The Main Building of the Peace Memorial Museum closed its doors in 2017 for renovation and fortification against earthquakes, and after two long years, the wait is finally over. Opened on April 25, just before Hiroshima Flower Festival and the unprecedented 10-day Golden Week holidays, the newly renovated Main Building Exhibition Hall is an emotional journey that combines photographs, artwork, artifacts, and stories from survivors to paint a complete picture of the events and aftermath of August 6, 1945.
The exhibit opens as visitors make their way down a darkened hallway, illuminated only by the soft spotlight on a black-and-white photograph of a young girl in bandages. As visitors proceed, they are met with large panels of photographs of Hiroshima along with captions from eyewitnesses in Japanese and English before coming to 3 larger-than-life photographs of the infamous mushroom cloud. The photos, complete with people looking on in the foreground for perspective, give visitors a sense of the overwhelming size of the blast in terms that are easy to understand. The rough black walls of the exhibit provides a stark contrast to the photographs, adding another level of focus and emotion. Visitors are kept in a state of semi-darkness, paralleling the darkness and uncertainty that followed the bombing.
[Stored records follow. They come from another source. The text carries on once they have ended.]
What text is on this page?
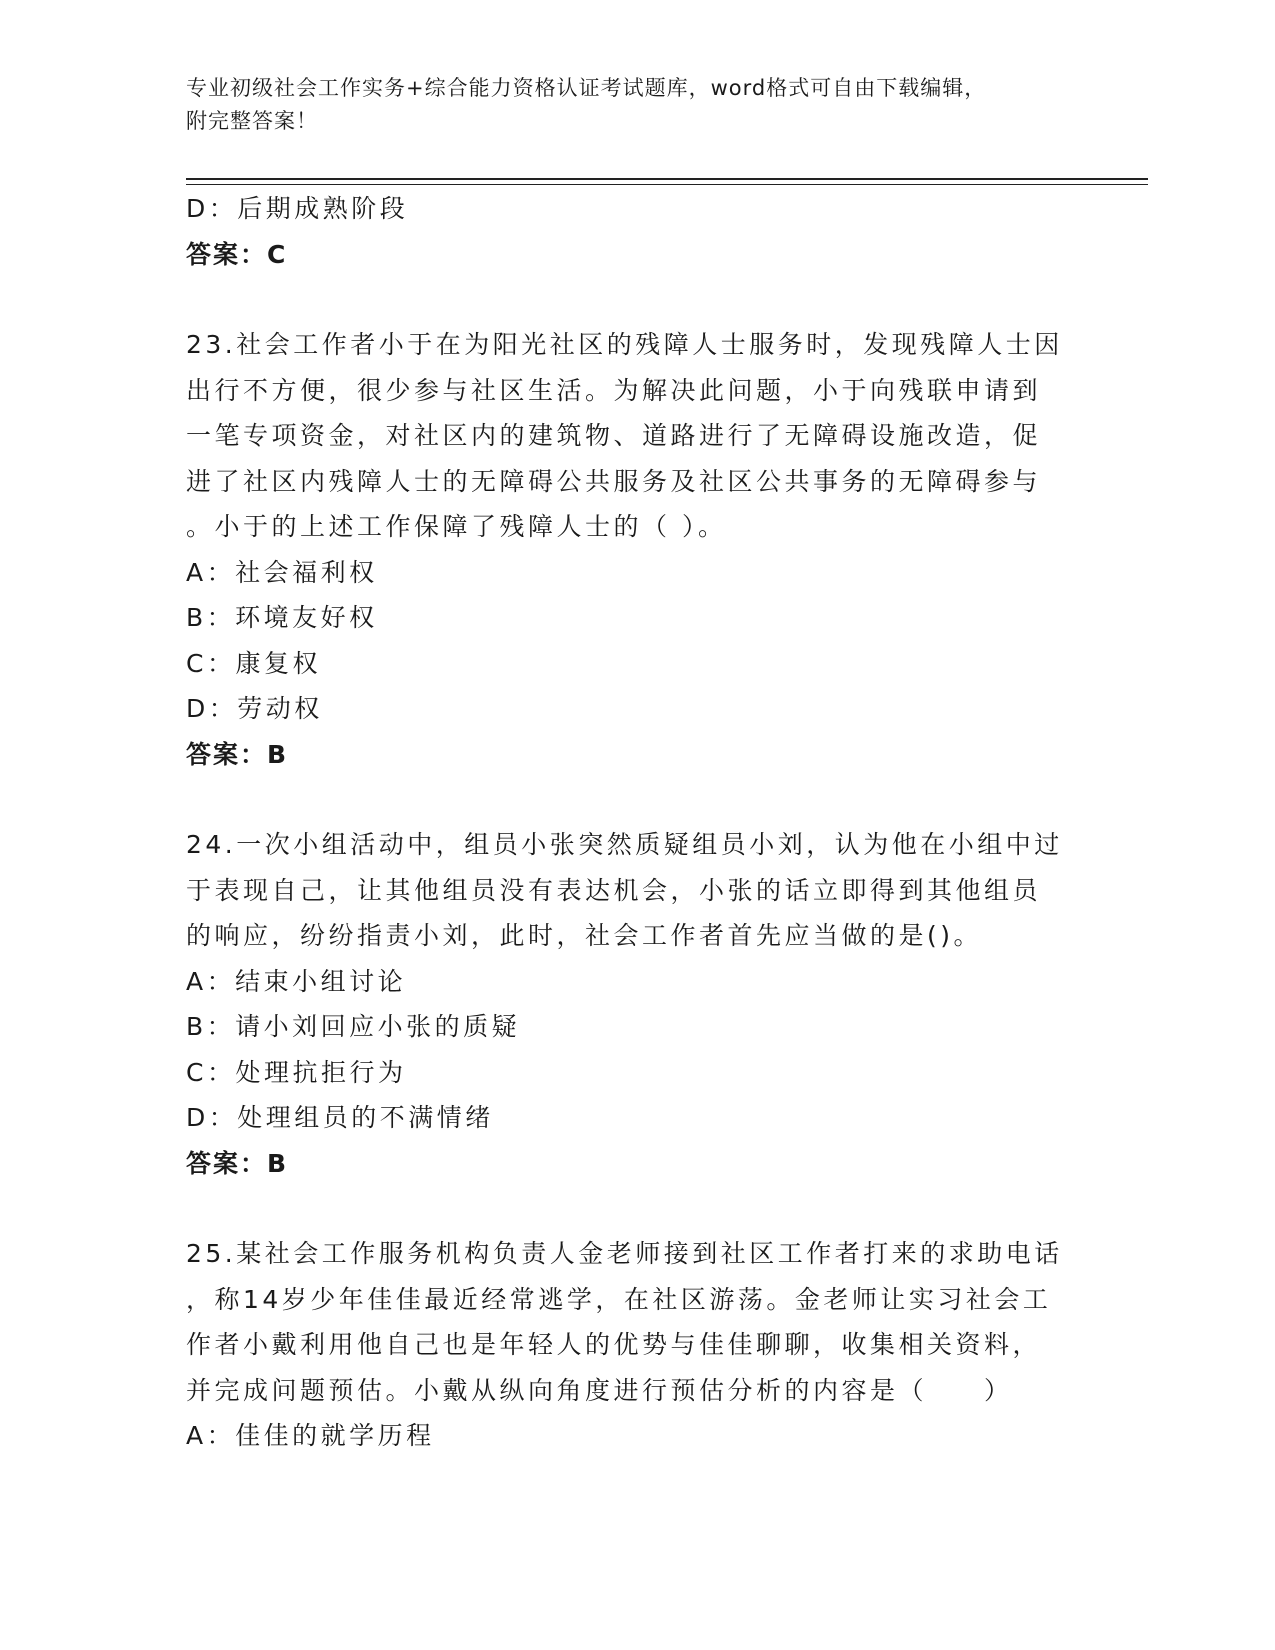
专业初级社会工作实务+综合能力资格认证考试题库，word格式可自由下载编辑，
附完整答案！
D：后期成熟阶段
答案：C
23.社会工作者小于在为阳光社区的残障人士服务时，发现残障人士因
出行不方便，很少参与社区生活。为解决此问题，小于向残联申请到
一笔专项资金，对社区内的建筑物、道路进行了无障碍设施改造，促
进了社区内残障人士的无障碍公共服务及社区公共事务的无障碍参与
。小于的上述工作保障了残障人士的（ ）。
A：社会福利权
B：环境友好权
C：康复权
D：劳动权
答案：B
24.一次小组活动中，组员小张突然质疑组员小刘，认为他在小组中过
于表现自己，让其他组员没有表达机会，小张的话立即得到其他组员
的响应，纷纷指责小刘，此时，社会工作者首先应当做的是()。
A：结束小组讨论
B：请小刘回应小张的质疑
C：处理抗拒行为
D：处理组员的不满情绪
答案：B
25.某社会工作服务机构负责人金老师接到社区工作者打来的求助电话
，称14岁少年佳佳最近经常逃学，在社区游荡。金老师让实习社会工
作者小戴利用他自己也是年轻人的优势与佳佳聊聊，收集相关资料，
并完成问题预估。小戴从纵向角度进行预估分析的内容是（　　）
A：佳佳的就学历程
From there, the exhibit proceeds chronologically from the bombing to the effects of radiation, black rain, the ensuing firestorm, and the survivors in post-war Hiroshima. Raw snapshots of the aftermath, including photographs that openly depict children suffering from burns, soldiers with radiation poisoning, and bodies lined up on the ground, may be hard to face for some visitors. But these photographs are perhaps the most powerful deterrent we have against nuclear weapons, and without them, the picture of what happened on August 6 would be incomplete.
From photographs to actual artifacts such as the well-known charred bento box and twisted bicycle, the exhibit carefully explains each one in Japanese and English, and provides an audio tour, as well as explanations in sign language. Two particularly moving exhibits are the Story of N, which focuses on the struggles of a hibakusha family, and the famous story of Sadako Sasaki. The two stories highlight the realities of life after the bombing in two very different ways, illustrating that no two hibakusha experiences are alike. There is also an exhibit dedicated to non-Japanese hibakusha as well as non-Japanese who lost their lives on August 6.
As the exhibit comes to a close, gradually, the darkness turns to light, ending with a moving message of hope as visitors walk into a bright hallway with floor-to-ceiling windows overlooking Peace Memorial Park. Walking down the hall to the exit, visitors have time to reflect on the exhibit and to think about what peace means to them as they look out at the vibrant city of Hiroshima before them. First-time visitors and returning visitors alike will find something to take away from the renovated exhibit which reminds us all of the significance and relevance of August 6, 1945.